Our theory offers potential explanations for why some sellers fail to fully materialize the benefits from further price discrimination in industries that seem to have low fixed costs of adding another product variant. For example, seats in existing entertainment venues provide different views and the cost of offering multiple seating categories is essentially zero. But, the practice of price discrimination in this industry, sometimes known as “scaling the house,” displays wide variations both within and across markets as well as across time (see the survey of Courty 2000). In particular, many ticket sellers indeed choose to offer uniform pricing or very few seating categories.Footnote 21 In a study of another industry with potentially low fixed product costs, Crawford and Shum (2007) report that 70% of over 1000 US cable TV providers in their sample year of 1995 offered a single package of channels only and estimate substantial unrealized returns from price discrimination.Footnote 22

Consistent with our prediction that price discrimination would be more likely under certain market conditions, in contrast to pop concerts, high-brow entertainment events, such as classical concerts, usually offer many seating categories (e.g., Huntington 1993); in their cross-sectional study of cable TV providers, Crawford and Shum (2007) report evidence that markets offering more cable packages tend to be “populated by households with greater tastes for cable service quality (Crawford and Shum 2007, p. 201).” Our results can also shed light on observed pricing practices in other industries.
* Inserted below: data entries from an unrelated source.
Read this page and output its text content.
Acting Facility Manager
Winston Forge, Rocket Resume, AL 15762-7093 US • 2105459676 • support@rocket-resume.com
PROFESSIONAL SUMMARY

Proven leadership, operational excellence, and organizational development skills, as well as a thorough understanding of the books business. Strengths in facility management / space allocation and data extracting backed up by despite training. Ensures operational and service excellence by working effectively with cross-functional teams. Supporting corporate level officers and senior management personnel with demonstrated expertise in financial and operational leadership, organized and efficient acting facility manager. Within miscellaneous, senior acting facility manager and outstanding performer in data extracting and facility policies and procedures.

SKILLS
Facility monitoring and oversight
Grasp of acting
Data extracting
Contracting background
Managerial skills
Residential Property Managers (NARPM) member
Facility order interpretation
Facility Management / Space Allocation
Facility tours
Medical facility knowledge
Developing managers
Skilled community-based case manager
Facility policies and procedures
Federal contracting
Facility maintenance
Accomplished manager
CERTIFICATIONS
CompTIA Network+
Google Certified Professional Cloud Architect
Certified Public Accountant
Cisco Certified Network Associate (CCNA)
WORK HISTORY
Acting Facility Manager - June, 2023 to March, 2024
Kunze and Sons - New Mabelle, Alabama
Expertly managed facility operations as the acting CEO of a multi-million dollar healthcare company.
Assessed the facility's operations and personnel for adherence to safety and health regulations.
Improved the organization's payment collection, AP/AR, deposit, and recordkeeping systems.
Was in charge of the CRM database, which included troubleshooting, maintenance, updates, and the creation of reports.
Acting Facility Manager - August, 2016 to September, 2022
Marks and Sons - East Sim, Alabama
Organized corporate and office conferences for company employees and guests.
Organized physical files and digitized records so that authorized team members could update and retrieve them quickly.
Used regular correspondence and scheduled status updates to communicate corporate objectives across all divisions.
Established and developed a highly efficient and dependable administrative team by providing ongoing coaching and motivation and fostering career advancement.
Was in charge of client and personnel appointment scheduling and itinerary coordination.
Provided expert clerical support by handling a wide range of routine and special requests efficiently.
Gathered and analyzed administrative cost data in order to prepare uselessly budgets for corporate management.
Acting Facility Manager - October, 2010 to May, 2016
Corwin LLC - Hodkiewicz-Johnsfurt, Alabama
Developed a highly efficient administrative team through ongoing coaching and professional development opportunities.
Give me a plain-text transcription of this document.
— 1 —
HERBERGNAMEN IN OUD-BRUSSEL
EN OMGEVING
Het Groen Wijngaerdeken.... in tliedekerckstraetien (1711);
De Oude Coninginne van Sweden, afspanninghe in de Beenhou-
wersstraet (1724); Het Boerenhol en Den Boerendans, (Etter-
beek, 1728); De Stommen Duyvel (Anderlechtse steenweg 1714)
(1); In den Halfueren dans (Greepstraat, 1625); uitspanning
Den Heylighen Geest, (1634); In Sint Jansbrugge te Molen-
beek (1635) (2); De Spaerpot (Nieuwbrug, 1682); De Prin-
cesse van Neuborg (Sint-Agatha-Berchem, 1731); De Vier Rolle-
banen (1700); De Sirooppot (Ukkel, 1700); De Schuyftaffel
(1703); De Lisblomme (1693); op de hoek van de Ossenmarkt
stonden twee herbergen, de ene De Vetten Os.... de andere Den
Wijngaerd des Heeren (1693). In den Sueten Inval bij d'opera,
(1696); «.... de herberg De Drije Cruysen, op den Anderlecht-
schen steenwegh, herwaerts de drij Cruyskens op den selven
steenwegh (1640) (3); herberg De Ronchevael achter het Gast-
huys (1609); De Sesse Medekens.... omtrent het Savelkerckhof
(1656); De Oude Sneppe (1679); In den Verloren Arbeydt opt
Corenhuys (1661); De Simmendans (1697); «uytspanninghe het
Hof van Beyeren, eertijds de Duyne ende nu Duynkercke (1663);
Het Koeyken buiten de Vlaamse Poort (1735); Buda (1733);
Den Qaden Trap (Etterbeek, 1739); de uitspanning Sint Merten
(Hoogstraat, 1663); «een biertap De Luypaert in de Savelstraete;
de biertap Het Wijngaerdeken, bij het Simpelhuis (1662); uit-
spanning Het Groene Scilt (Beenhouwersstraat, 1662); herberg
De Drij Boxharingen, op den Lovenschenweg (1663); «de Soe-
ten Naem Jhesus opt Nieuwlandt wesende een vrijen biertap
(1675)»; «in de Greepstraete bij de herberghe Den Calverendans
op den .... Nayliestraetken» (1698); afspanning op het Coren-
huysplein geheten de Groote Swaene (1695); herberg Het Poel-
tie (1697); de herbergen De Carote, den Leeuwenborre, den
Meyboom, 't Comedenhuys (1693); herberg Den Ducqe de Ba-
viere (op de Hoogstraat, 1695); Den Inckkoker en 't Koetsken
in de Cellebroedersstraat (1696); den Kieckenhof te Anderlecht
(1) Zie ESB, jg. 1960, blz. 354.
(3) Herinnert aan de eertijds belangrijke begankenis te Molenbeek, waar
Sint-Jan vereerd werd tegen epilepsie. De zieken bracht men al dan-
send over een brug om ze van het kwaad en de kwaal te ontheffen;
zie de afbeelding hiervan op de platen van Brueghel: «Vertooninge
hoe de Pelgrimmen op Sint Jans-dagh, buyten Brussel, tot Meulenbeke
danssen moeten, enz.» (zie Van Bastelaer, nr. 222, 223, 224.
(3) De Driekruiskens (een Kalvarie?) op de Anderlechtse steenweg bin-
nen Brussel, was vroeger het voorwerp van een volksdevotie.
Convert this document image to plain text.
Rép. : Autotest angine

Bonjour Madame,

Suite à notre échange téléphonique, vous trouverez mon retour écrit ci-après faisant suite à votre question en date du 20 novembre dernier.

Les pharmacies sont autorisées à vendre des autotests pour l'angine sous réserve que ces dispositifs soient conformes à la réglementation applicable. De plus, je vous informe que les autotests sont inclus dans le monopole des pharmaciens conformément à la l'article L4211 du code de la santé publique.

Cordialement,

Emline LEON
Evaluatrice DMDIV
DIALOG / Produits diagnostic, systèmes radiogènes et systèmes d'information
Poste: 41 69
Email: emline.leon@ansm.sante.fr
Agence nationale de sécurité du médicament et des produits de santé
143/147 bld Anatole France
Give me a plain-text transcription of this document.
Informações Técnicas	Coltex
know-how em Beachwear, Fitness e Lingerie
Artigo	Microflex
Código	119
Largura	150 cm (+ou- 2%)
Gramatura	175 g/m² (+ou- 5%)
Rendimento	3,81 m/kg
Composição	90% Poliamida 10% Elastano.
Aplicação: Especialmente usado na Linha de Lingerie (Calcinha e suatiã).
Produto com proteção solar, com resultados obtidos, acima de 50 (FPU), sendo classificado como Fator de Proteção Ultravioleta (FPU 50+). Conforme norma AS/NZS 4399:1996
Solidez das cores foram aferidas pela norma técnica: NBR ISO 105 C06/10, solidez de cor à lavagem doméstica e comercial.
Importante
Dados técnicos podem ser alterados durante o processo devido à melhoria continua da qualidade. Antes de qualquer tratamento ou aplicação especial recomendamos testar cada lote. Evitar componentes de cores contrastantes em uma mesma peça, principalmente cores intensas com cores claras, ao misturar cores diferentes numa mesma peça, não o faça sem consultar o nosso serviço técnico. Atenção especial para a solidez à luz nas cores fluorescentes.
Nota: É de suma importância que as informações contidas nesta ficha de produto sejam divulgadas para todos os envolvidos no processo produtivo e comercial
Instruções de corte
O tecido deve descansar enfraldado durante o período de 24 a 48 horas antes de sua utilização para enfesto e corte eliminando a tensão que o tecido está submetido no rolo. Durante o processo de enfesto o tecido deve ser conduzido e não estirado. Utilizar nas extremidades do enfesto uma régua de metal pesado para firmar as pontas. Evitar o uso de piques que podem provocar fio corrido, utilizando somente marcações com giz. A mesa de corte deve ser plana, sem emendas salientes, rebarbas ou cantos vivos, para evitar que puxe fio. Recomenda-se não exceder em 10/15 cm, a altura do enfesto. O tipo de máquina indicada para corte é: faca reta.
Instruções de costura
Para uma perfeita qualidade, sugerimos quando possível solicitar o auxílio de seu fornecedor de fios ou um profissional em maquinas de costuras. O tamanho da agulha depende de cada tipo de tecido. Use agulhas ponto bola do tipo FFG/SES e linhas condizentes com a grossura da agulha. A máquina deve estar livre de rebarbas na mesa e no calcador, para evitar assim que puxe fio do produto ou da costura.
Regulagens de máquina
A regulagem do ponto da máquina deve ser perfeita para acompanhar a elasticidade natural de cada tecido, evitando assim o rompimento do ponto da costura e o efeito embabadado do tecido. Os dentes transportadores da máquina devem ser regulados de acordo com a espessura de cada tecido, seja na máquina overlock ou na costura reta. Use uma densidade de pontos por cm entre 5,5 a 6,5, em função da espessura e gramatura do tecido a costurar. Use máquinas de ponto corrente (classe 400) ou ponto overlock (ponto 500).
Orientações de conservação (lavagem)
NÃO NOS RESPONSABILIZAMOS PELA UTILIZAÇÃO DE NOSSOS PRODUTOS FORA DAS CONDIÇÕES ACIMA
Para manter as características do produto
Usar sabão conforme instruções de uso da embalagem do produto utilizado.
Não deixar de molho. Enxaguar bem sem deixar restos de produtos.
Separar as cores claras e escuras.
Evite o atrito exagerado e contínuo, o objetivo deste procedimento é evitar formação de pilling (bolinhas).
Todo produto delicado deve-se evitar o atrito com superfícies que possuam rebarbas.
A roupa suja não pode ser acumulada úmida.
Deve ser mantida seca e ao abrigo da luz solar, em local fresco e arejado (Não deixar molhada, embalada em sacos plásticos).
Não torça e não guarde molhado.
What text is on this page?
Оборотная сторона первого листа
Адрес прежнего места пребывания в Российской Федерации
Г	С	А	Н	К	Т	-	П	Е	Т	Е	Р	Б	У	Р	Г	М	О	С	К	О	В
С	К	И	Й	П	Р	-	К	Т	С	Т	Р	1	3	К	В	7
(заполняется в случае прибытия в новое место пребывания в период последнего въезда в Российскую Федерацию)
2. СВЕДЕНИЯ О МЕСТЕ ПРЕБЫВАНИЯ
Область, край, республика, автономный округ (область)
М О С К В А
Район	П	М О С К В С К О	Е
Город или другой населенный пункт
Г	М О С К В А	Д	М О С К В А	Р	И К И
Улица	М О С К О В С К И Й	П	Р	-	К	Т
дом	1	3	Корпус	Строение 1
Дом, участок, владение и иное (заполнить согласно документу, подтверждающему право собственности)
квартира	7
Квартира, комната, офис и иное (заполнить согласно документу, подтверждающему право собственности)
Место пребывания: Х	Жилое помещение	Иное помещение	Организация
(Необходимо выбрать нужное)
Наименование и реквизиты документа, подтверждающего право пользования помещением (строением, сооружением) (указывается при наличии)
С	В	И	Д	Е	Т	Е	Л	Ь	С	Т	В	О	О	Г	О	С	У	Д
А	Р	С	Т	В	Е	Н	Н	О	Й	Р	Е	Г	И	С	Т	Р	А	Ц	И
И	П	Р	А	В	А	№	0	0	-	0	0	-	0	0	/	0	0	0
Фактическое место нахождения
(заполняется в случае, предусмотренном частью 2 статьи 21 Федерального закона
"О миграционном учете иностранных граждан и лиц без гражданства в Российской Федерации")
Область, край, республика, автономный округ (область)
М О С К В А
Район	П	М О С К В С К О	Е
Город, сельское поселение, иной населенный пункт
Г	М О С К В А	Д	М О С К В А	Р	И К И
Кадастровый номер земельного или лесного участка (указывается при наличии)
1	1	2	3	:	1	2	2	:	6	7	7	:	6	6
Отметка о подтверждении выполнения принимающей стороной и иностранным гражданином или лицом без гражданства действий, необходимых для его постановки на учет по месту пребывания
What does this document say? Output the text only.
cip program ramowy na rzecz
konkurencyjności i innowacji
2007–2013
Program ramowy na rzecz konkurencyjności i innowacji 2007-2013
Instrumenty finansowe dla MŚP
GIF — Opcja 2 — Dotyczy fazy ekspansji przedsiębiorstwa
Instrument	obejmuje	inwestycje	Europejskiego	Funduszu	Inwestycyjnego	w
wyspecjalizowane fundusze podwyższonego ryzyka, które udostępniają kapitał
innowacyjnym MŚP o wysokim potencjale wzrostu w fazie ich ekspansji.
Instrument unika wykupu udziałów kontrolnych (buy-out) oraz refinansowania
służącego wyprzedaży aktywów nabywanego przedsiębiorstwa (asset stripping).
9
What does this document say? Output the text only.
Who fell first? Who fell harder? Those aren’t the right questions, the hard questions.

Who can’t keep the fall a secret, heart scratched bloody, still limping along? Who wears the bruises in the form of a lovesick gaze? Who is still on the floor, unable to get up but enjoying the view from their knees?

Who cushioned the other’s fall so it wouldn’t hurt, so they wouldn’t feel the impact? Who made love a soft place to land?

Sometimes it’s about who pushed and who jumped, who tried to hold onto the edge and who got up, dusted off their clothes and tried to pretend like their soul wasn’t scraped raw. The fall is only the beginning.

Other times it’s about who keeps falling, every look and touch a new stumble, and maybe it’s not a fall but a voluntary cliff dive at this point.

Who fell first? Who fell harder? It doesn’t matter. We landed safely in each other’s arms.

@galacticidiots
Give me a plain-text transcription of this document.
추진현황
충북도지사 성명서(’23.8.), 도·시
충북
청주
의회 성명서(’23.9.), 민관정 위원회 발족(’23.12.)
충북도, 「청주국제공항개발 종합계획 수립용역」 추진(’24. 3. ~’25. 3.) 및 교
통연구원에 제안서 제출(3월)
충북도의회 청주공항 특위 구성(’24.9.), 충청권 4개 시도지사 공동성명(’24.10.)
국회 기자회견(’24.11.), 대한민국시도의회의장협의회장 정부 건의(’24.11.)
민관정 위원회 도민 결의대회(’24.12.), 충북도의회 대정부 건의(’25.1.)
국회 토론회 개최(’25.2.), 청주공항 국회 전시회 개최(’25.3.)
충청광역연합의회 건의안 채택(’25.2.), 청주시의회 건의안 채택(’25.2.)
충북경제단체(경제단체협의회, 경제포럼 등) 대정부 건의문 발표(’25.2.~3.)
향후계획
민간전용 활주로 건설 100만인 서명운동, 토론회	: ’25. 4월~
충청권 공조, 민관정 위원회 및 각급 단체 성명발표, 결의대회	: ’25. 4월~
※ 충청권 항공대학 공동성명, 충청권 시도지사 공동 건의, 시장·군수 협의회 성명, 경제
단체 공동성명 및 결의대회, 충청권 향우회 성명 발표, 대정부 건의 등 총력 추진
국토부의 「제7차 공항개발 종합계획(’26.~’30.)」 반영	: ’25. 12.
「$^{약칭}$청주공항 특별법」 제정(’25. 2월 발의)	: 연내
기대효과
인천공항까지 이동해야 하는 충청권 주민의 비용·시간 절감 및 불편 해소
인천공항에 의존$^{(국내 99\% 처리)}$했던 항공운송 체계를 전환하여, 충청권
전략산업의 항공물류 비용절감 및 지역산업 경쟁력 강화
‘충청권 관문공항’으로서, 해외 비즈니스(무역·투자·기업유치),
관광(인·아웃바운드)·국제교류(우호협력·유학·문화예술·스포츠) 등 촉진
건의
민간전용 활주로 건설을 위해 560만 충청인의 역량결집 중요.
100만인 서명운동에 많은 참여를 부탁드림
For example, buses and motels usually offer a single type of seats and rooms, and this contrasts with the standard features of trains and hotels that frequently serve upscale travelers.

While we take the uncertainty to affect willingness to pay directly, variations in willingness to pay may arise from other sources, for example, income shocks. In such a case, however, the buyer should also realize gain–loss utility in that uncertain monetary dimension. Also, our model suggests that, contrary to common observations, reverse-screening can be optimal if the consumer is significantly loss averse (at least with only few consumer types). Interestingly, Ayres (1995) and Ayres and Siegelman (1995) found a case of car dealers who offered substantially lower prices to white consumers than to nonwhite consumers. Given the high willingness to pay estimated for white buyers, these authors suggested racial bias behind the observed practice. In a recent paper, however, Bang et al. (2014) provide a rational justification of such “reverse price discrimination.” Although these accounts are concerned with third-degree price discrimination, they suggest that reverse-screening may not be a mere theoretical possibility.